Chipotle uses this formula to sell more than burritos; they’re selling an ethos and vision for business. For edtech companies, the lesson is not to immediately commission a three minute animation about research-backed learning tools, soundtracked by an acoustic cover of Spice Girl’s hit Wannabe.
We are interested in helping students, not just selling products. So edtech companies need to find effective ways to communicate their own substantive vision in an effective and compelling way. To return to the grocery store analogy (an argument for labels in edtech), companies need to find a way to not only be honest and clear, but also memorable. Research married to storytelling–rigour and relevance.
To that end, here are three lessons edtech companies can learn from Chipotle:
1. Start Simple, Keep it Human and Root it in Research
Chipotle grabs your attention through the song and story. It engages first with the heart–not based on a rational appeal. I’d argue that the effectiveness of the campaign is that the narrative is rooted in something deeper.

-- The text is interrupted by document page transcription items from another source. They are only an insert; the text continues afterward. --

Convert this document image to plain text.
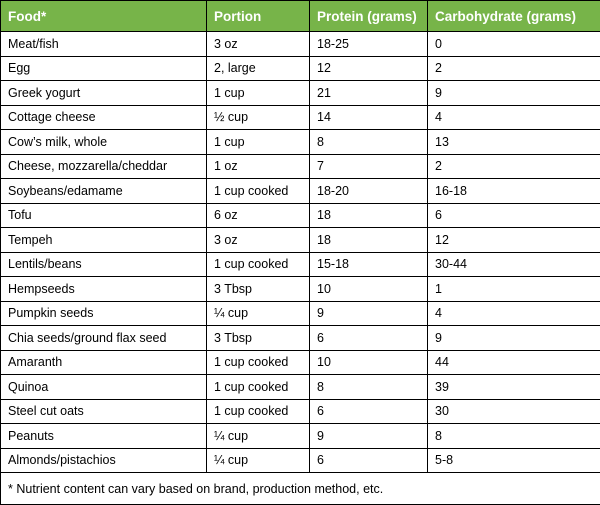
Food*	Portion	Protein (grams)	Carbohydrate (grams)
Meat/fish	3 oz	18-25	0
Egg	2, large	12	2
Greek yogurt	1 cup	21	9
Cottage cheese	½ cup	14	4
Cow’s milk, whole	1 cup	8	13
Cheese, mozzarella/cheddar	1 oz	7	2
Soybeans/edamame	1 cup cooked	18-20	16-18
Tofu	6 oz	18	6
Tempeh	3 oz	18	12
Lentils/beans	1 cup cooked	15-18	30-44
Hempseeds	3 Tbsp	10	1
Pumpkin seeds	¼ cup	9	4
Chia seeds/ground flax seed	3 Tbsp	6	9
Amaranth	1 cup cooked	10	44
Quinoa	1 cup cooked	8	39
Steel cut oats	1 cup cooked	6	30
Peanuts	¼ cup	9	8
Almonds/pistachios	¼ cup	6	5-8
* Nutrient content can vary based on brand, production method, etc.			
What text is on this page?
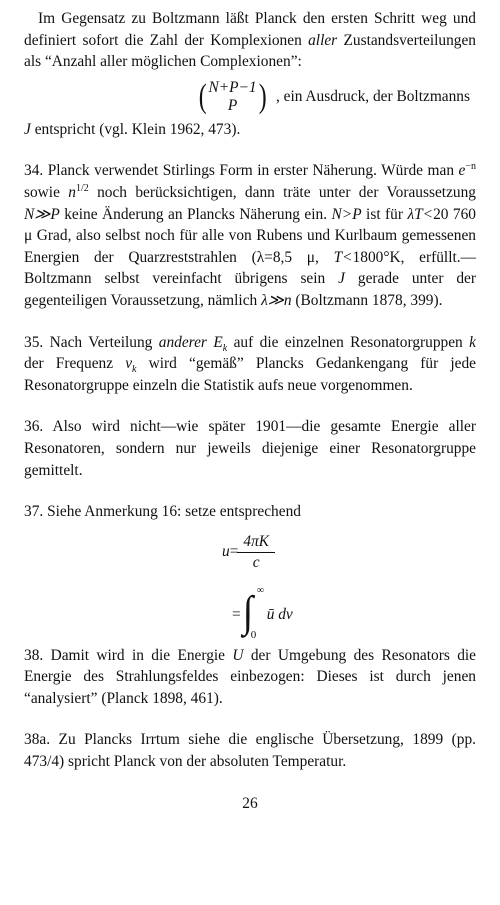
Im Gegensatz zu Boltzmann läßt Planck den ersten Schritt weg und definiert sofort die Zahl der Komplexionen aller Zustandsverteilungen als “Anzahl aller möglichen Complexionen”:

( N+P−1
P ) , ein Ausdruck, der Boltzmanns

J entspricht (vgl. Klein 1962, 473).

34. Planck verwendet Stirlings Form in erster Näherung. Würde man $e^{-n}$ sowie $n^{1/2}$ noch berücksichtigen, dann träte unter der Voraussetzung N≫P keine Änderung an Plancks Näherung ein. N>P ist für λT<20 760 μ Grad, also selbst noch für alle von Rubens und Kurlbaum gemessenen Energien der Quarzreststrahlen (λ=8,5 μ, T<1800°K, erfüllt.—Boltzmann selbst vereinfacht übrigens sein J gerade unter der gegenteiligen Voraussetzung, nämlich λ≫n (Boltzmann 1878, 399).

35. Nach Verteilung anderer $E_k$ auf die einzelnen Resonatorgruppen k der Frequenz $\nu_k$ wird “gemäß” Plancks Gedankengang für jede Resonatorgruppe einzeln die Statistik aufs neue vorgenommen.

36. Also wird nicht—wie später 1901—die gesamte Energie aller Resonatoren, sondern nur jeweils diejenige einer Resonatorgruppe gemittelt.

37. Siehe Anmerkung 16: setze entsprechend

$u = \frac{4\pi K}{c}$
= ∫ ∞
0
ū dν

38. Damit wird in die Energie U der Umgebung des Resonators die Energie des Strahlungsfeldes einbezogen: Dieses ist durch jenen “analysiert” (Planck 1898, 461).

38a. Zu Plancks Irrtum siehe die englische Übersetzung, 1899 (pp. 473/4) spricht Planck von der absoluten Temperatur.

26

At a later point, as you move from the heart to evaluating the actual claims, there is a research and logic behind this approach–in this case food.
Education companies or advocates need to start with the heart and the human story. They should tell compelling stories about how their work impacts real lives. But, that story will only be remain compelling if it’s rooted in something deeper than marketing claims. Education is too important to be treated like an infomercial for a miracle product. Product design, implementation support and teacher training all play a critical role in the success or failure of an education product. Human stories should reflect that complexity–like this explanation of Course Access in Louisiana
2. Sell Ideas Backed by Meaningful Action
For Chipotle, these ads are meant to link to its broader Food with Integrity work. Chipotle wants to deliver value to customers through purposeful growth. If customers can’t see this ad is linked to a coherent and meaningful change in business, it won’t stick.
For education companies, purpose should be integral to its success. At Pearson, efficacy is part of the DNA of our company. We think education should be increasingly driven by products and policies that can deliver a measurable impact for learners. “What works” is not just an idea–it’s meant to inform everything we do.
We aren’t alone in this. Ideas like efficacy and “what works” are to us what sustainable farming and quality ingredients are for Chipotle: a way to deliver shared value for businesses and consumers. We believe that, in the same way sustainable business practices drive better outcomes for businesses and customers, so efficacy and “what works” drive creation of better education systems for teachers and students.
3. “What Works” Starts with Making Sure Products “Work”
Finally, edtech companies shouldn’t forget to take a larger lesson from Chipotle–the most progressive and conscious ad campaign will be unravelled by basic customer service. At Chipotle, this was food safety issues.
For countless edtech companies, it comes out in poor implementation. Education is complicated. The best of strategies and products can be undermined by technical faults, unexpected use cases or a lack of training support.
The key to drawing on these lessons from Chipotle is about finding better ways to connect the brain to the heart in communicating “what works.”
Telling that story might look like convincing Willie Nelson to pick up Trigger for the cause of numbers and quasi-experimental studies. Or it it might look like doing the simple things better–taking the story of a student, a teacher and a classroom and showing (with rigour and transparency) how educational tools have been used to improve lives.